PETRUS UND DIE FALKEN

Keine Frage: Die Tiere fehlen ihm. Auch im hohen Alter von 83 Jahren würde Friedrich Wilhelm Petrus noch gerne Hühner, Gänse oder Hunde betreuen, Seehunde und Seevögel retten. Der ehemalige Tierpfleger der Wilhelma in Stuttgart muss aber in der kleinen Mietwohnung an der Friedrich-August-Straße auf Haustiere verzichten.

MOIN NR. 4 · 2020

Der bekannte Robben-Retter und Elefantenflüsterer (MOIN 2/2020) – ein Leben für die Tiere. Prägend, aber rundum positiv sein Erlebnis im Jahre 1968, als der Wangerooger erstmals in Kontakt mit »abgetragenen« (dressierten) Greifvögeln trat. »Diese Flugvorführungen haben mich so fasziniert, dass es mich bis heute nicht mehr losgelassen hat«, ist seine Begeisterung immer noch spürbar.

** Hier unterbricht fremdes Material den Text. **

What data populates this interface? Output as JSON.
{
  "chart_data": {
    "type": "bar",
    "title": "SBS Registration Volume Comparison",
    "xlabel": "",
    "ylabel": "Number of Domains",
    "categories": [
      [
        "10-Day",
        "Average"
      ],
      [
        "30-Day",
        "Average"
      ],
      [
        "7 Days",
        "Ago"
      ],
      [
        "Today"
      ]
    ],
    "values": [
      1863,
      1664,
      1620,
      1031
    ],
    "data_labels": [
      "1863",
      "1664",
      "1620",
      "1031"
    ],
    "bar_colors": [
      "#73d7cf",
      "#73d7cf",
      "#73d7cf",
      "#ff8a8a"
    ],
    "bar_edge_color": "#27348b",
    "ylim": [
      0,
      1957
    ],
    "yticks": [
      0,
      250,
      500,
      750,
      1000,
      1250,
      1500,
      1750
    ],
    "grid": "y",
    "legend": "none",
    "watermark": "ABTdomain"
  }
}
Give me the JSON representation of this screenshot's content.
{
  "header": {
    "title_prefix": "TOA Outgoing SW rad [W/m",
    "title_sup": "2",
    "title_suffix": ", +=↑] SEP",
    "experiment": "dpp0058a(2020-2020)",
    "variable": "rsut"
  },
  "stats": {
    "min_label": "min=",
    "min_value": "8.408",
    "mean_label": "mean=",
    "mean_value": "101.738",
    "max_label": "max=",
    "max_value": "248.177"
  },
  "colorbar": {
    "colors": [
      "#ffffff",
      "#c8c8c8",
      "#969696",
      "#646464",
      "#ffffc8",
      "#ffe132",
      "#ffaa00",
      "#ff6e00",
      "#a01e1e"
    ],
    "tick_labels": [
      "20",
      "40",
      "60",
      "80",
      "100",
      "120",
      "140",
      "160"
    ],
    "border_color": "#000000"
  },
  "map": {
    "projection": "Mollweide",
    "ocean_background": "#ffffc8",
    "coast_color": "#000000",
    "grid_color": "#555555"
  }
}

Petrus weiß: »Die Falknerei hat Friedrich II nach Europa gebracht, und er hat seine Diplomaten auf Falkenhöfe geschickt, damit sie Geduld lernen.«

Geduld ist vor allem erforderlich, will man eine vertrauensvolle Beziehung zu Adlern oder Falken aufbauen. Und die lernte Friedrich Wilhelm Petrus auf Burg Hohenbeilstein, als ihn ein Kriegsveteran, ein Ritterkreuzträger, in dieser edlen Kunst, die aus dem arabischen Raum kommt, aus­bildete.

Die Liebe zur Falknerei brachte dem ansonsten eher zurückhaltenden Wangerooger Petrus Fernsehauftritte mit dem großartigen Tierfilmer Horst Stern und mit Jochen Richert, dem Vater der Fernseh-Lotterie, sowie die Bekanntschaft mit dem dämonischen Schauspieler Lukas Amman und dem fidelen Wolfgang Völz, die eine Folge von »Graf Yoster« auf Hohenbeilstein drehten.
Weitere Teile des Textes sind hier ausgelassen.